En mars dernier, lors des municipales, on estime à 11% le nombre de Français qui se seraient tournés vers une IA pendant la campagne. Les chiffres sont d’autant plus flagrants chez les plus jeunes votants, puisque 22% des 18-24 ans auraient questionné un modèle d’IA. Ce chiffre descend à 19% chez les 25-34 ans. Ces 11% n’auraient usé de l’intelligence artificielle que pour s’informer sur un candidat ou un programme.
L’IA pourrait devenir un acteur silencieux, capable d’influencer l’ultime choix de plusieurs millions de Français. – Terra Nova
En revanche, l’étude est bien plus troublante lorsqu’il s’agit des orientations de vote. Sur les électeurs interrogés, il en ressort qu’un Français sur six a utilisé une IA comme aide à la décision électorale. En s’intéressant à ce chiffre de plus près, on comprend que 7% disent que l’IA a confirmé leur choix initial mais, surtout, que 5% affirment qu’elle leur a fait changer d’avis. Enfin, 4% des sondés disent que l’IA les a aidés à trancher.
Ce phénomène d’une IA particulièrement présente lors d’une élection est davantage marqué dans les grands centres urbains et notamment en Île-de-France. Il touche également principalement les jeunes et, plus étonnant, les foyers modestes. 28% des personnes aux revenus les plus faibles utilisent ces outils.
Comment l’IA influence les électeurs
Les chercheurs expliquent que l’IA agit surtout comme un outil de rationalisation et comme un assistant comparatif. Dans le cadre d’une élection présidentielle comme ce sera le cas en 2027, les électeurs questionneront principalement l’intelligence artificielle sur des sujets liés aux enjeux nationaux, comme l’immigration, le logement, le numérique, les discriminations et le narcotrafic. En revanche, les non-utilisateurs de l’IA restent plus centrés sur des questions locales.

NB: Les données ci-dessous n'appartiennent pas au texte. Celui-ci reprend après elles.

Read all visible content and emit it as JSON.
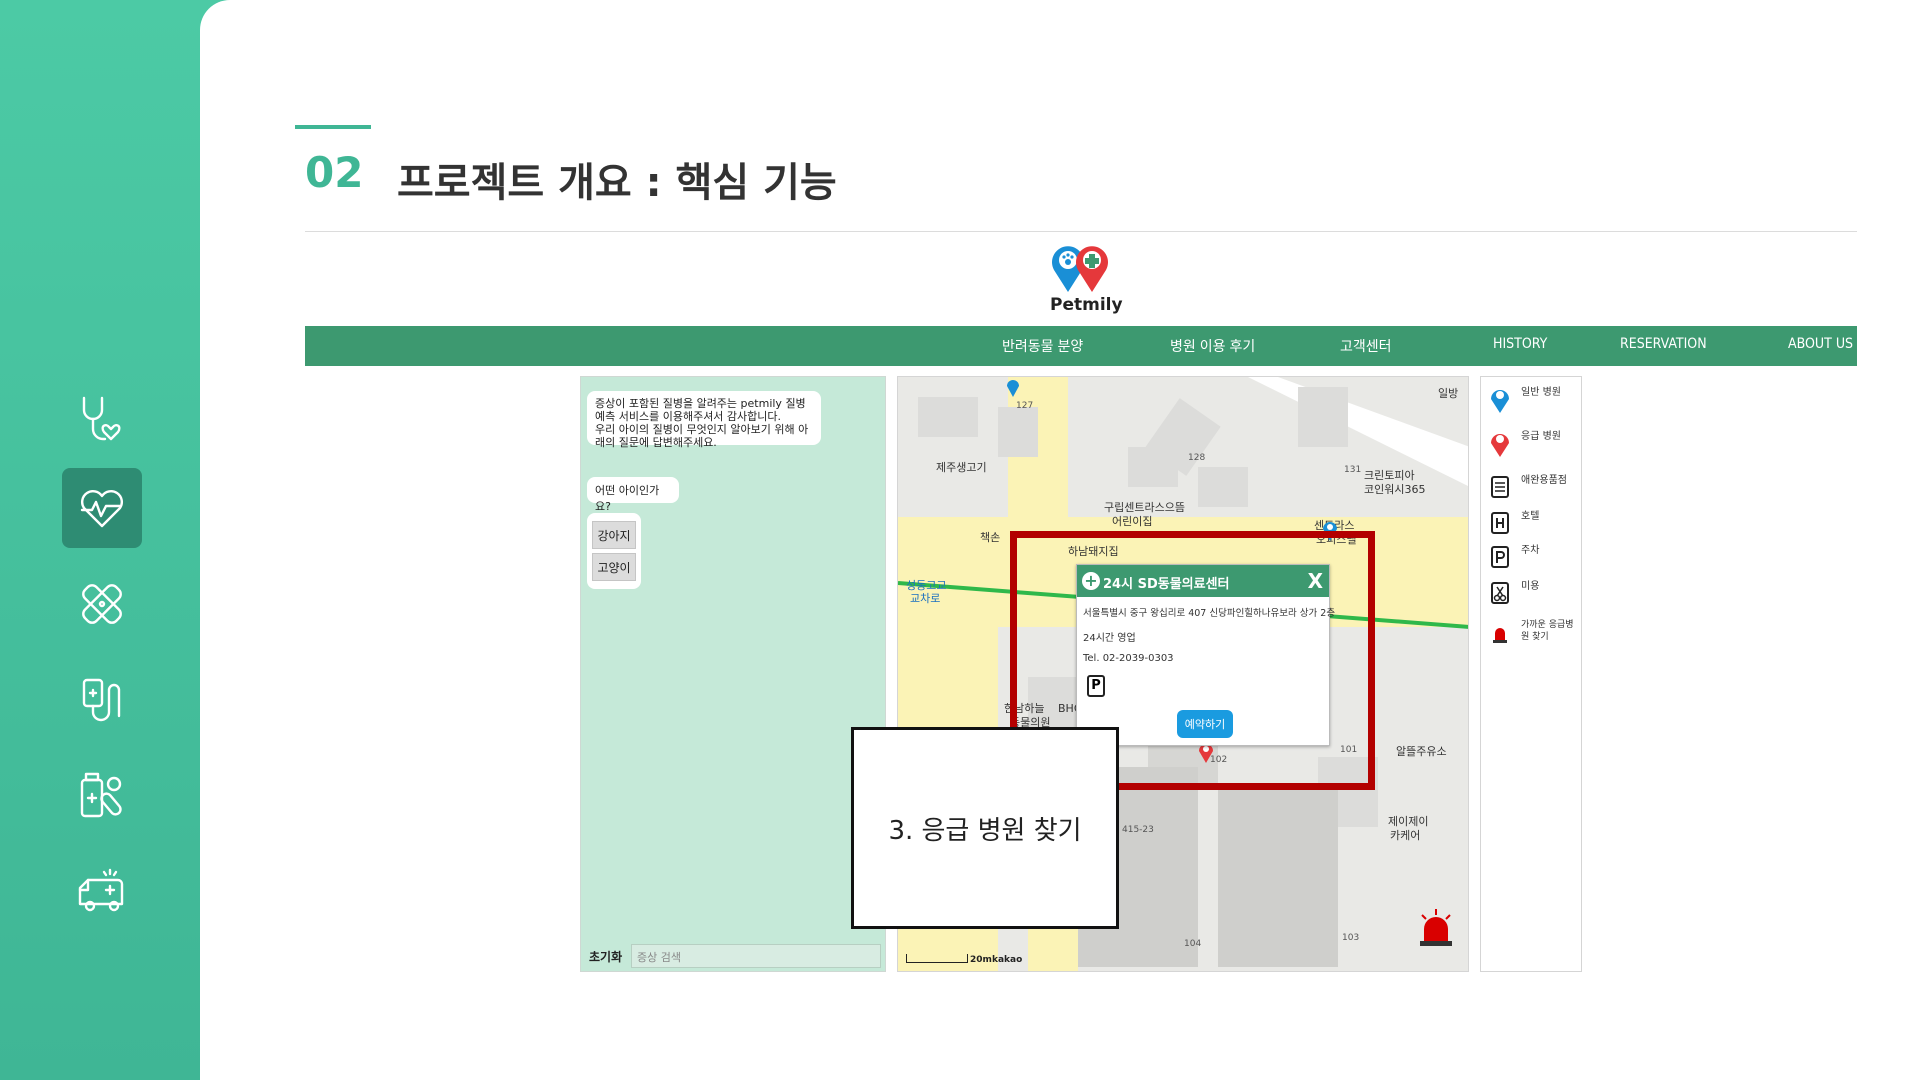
{
  "slide": {
    "number": "02",
    "title": "프로젝트 개요 : 핵심 기능"
  },
  "sidebar": {
    "icons": [
      "stethoscope-icon",
      "heart-pulse-icon",
      "bandage-icon",
      "iv-drip-icon",
      "medicine-icon",
      "ambulance-icon"
    ],
    "active_index": 1
  },
  "site": {
    "logo_text": "Petmily",
    "nav": [
      "반려동물 분양",
      "병원 이용 후기",
      "고객센터",
      "HISTORY",
      "RESERVATION",
      "ABOUT US"
    ],
    "accent": "#3d9970"
  },
  "chat": {
    "intro": "증상이 포함된 질병을 알려주는 petmily 질병 예측 서비스를 이용해주셔서 감사합니다.\n우리 아이의 질병이 무엇인지 알아보기 위해 아래의 질문에 답변해주세요.",
    "question": "어떤 아이인가요?",
    "choices": [
      "강아지",
      "고양이"
    ],
    "reset_label": "초기화",
    "search_placeholder": "증상 검색"
  },
  "map": {
    "labels": [
      "제주생고기",
      "구립센트라스으뜸",
      "어린이집",
      "하남돼지집",
      "크린토피아",
      "코인워시365",
      "센트라스",
      "오피스텔",
      "성동고교",
      "교차로",
      "알뜰주유소",
      "제이제이",
      "카케어",
      "책손",
      "한남하늘",
      "동물의원",
      "BHC",
      "일방"
    ],
    "numbers": [
      "127",
      "128",
      "131",
      "101",
      "103",
      "104",
      "102",
      "415-23"
    ],
    "scale_text": "20m",
    "provider": "kakao"
  },
  "popup": {
    "title": "24시 SD동물의료센터",
    "close": "X",
    "address": "서울특별시 중구 왕십리로 407 신당파인힐하나유보라 상가 2층",
    "hours": "24시간 영업",
    "phone": "Tel. 02-2039-0303",
    "parking_icon": "P",
    "reserve_label": "예약하기"
  },
  "legend": [
    {
      "icon": "blue-pin-icon",
      "label": "일반 병원"
    },
    {
      "icon": "red-pin-icon",
      "label": "응급 병원"
    },
    {
      "icon": "pet-shop-icon",
      "label": "애완용품점"
    },
    {
      "icon": "hotel-icon",
      "label": "호텔"
    },
    {
      "icon": "parking-icon",
      "label": "주차"
    },
    {
      "icon": "grooming-icon",
      "label": "미용"
    },
    {
      "icon": "siren-icon",
      "label": "가까운 응급병원 찾기"
    }
  ],
  "callout": "3. 응급 병원 찾기"
}
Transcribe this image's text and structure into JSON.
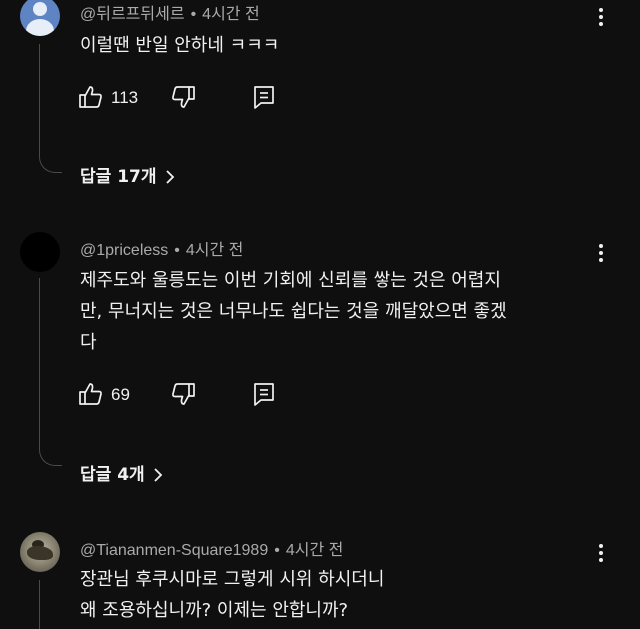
{
  "comments": [
    {
      "author": "@뒤르프뒤세르",
      "separator": "•",
      "time": "4시간 전",
      "text": [
        "이럴땐 반일 안하네 ㅋㅋㅋ"
      ],
      "likes": "113",
      "replies_label": "답글 17개"
    },
    {
      "author": "@1priceless",
      "separator": "•",
      "time": "4시간 전",
      "text": [
        "제주도와 울릉도는 이번 기회에 신뢰를 쌓는 것은 어렵지",
        "만, 무너지는 것은 너무나도 쉽다는 것을 깨달았으면 좋겠",
        "다"
      ],
      "likes": "69",
      "replies_label": "답글 4개"
    },
    {
      "author": "@Tiananmen-Square1989",
      "separator": "•",
      "time": "4시간 전",
      "text": [
        "장관님 후쿠시마로 그렇게 시위 하시더니",
        "왜 조용하십니까? 이제는 안합니까?"
      ]
    }
  ],
  "icons": {
    "like": "thumbs-up-icon",
    "dislike": "thumbs-down-icon",
    "reply": "reply-icon",
    "more": "more-vertical-icon",
    "expand": "chevron-right-icon"
  },
  "colors": {
    "background": "#0f0f0f",
    "text": "#f1f1f1",
    "meta": "#aaaaaa",
    "thread_line": "#4a4a4a"
  }
}
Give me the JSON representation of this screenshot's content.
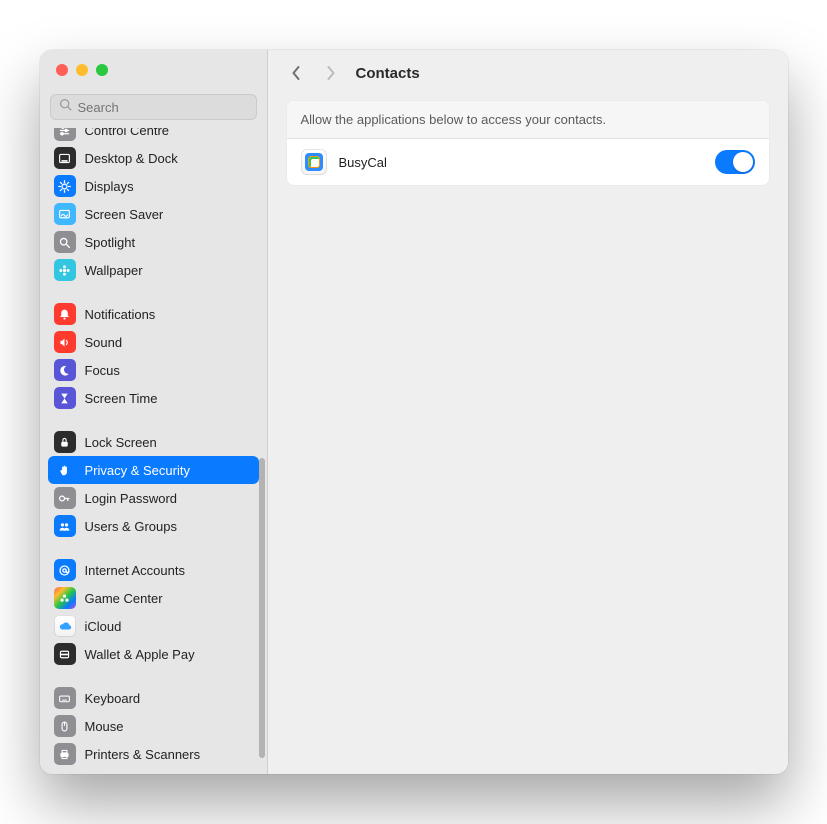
{
  "search": {
    "placeholder": "Search"
  },
  "sidebar": {
    "groups": [
      {
        "items": [
          {
            "id": "control-centre",
            "label": "Control Centre",
            "icon": "sliders",
            "bg": "bg-gray",
            "partial": true
          },
          {
            "id": "desktop-dock",
            "label": "Desktop & Dock",
            "icon": "dock",
            "bg": "bg-black"
          },
          {
            "id": "displays",
            "label": "Displays",
            "icon": "sun",
            "bg": "bg-blue"
          },
          {
            "id": "screen-saver",
            "label": "Screen Saver",
            "icon": "screensaver",
            "bg": "bg-lblue"
          },
          {
            "id": "spotlight",
            "label": "Spotlight",
            "icon": "search",
            "bg": "bg-gray"
          },
          {
            "id": "wallpaper",
            "label": "Wallpaper",
            "icon": "flower",
            "bg": "bg-cyan"
          }
        ]
      },
      {
        "items": [
          {
            "id": "notifications",
            "label": "Notifications",
            "icon": "bell",
            "bg": "bg-red"
          },
          {
            "id": "sound",
            "label": "Sound",
            "icon": "speaker",
            "bg": "bg-red"
          },
          {
            "id": "focus",
            "label": "Focus",
            "icon": "moon",
            "bg": "bg-purple"
          },
          {
            "id": "screen-time",
            "label": "Screen Time",
            "icon": "hourglass",
            "bg": "bg-purple"
          }
        ]
      },
      {
        "items": [
          {
            "id": "lock-screen",
            "label": "Lock Screen",
            "icon": "lock",
            "bg": "bg-black"
          },
          {
            "id": "privacy-security",
            "label": "Privacy & Security",
            "icon": "hand",
            "bg": "bg-blue",
            "selected": true
          },
          {
            "id": "login-password",
            "label": "Login Password",
            "icon": "key",
            "bg": "bg-gray"
          },
          {
            "id": "users-groups",
            "label": "Users & Groups",
            "icon": "people",
            "bg": "bg-blue"
          }
        ]
      },
      {
        "items": [
          {
            "id": "internet-accounts",
            "label": "Internet Accounts",
            "icon": "at",
            "bg": "bg-blue"
          },
          {
            "id": "game-center",
            "label": "Game Center",
            "icon": "game",
            "bg": "bg-rainbow"
          },
          {
            "id": "icloud",
            "label": "iCloud",
            "icon": "cloud",
            "bg": "bg-white"
          },
          {
            "id": "wallet-apple-pay",
            "label": "Wallet & Apple Pay",
            "icon": "wallet",
            "bg": "bg-black"
          }
        ]
      },
      {
        "items": [
          {
            "id": "keyboard",
            "label": "Keyboard",
            "icon": "keyboard",
            "bg": "bg-gray"
          },
          {
            "id": "mouse",
            "label": "Mouse",
            "icon": "mouse",
            "bg": "bg-gray"
          },
          {
            "id": "printers-scanners",
            "label": "Printers & Scanners",
            "icon": "printer",
            "bg": "bg-gray"
          }
        ]
      }
    ]
  },
  "page": {
    "title": "Contacts",
    "description": "Allow the applications below to access your contacts.",
    "apps": [
      {
        "name": "BusyCal",
        "enabled": true
      }
    ]
  }
}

Terra Nova s’inquiète ainsi de l’influence que pourrait avoir l’IA sur le scrutin de l’année prochaine. “À la présidentielle, elle pourrait devenir un acteur silencieux mais structurant, capable d’influencer l’ultime choix de plusieurs millions de Français”, explique l’organisation. “La question clé ne sera pas le recours à l’IA (aux IA), mais qui la conçoit, comment est hiérarchisée l’information et avec quels garde-fous.”
Des IA orientées politiquement
Mais ces IA sont-elles totalement neutres et impartiales ? C’est la question que pose très légitimement Terra Nova face à des modèles de langage contrôlés par les plus grands groupes de la tech américains. Qui contrôle leurs réponses et, surtout, existe-t-il des garde-fous ?
L’exemple le plus marquant est celui de Grok, l’intelligence artificielle du milliardaire américain Elon Musk. Depuis l’élection présidentielle de 2024 et, notamment, le retour de Donald Trump à la Maison-Blanche, l’homme d’affaires s’est principalement distingué pour ses positions très marquées à droite et pour son ingérence dans les élections de nombreux pays en faveur des candidats d’extrême droite : Allemagne (AfD), Royaume-Uni (Reform UK), Roumanie (Călin Georgescu), Italie (Giorgia Meloni), Hongrie (Viktor Orban)… Il est donc tout à fait normal de se demander si Grok n’oriente pas ses réponses et ne fait pas une hiérarchisation des informations.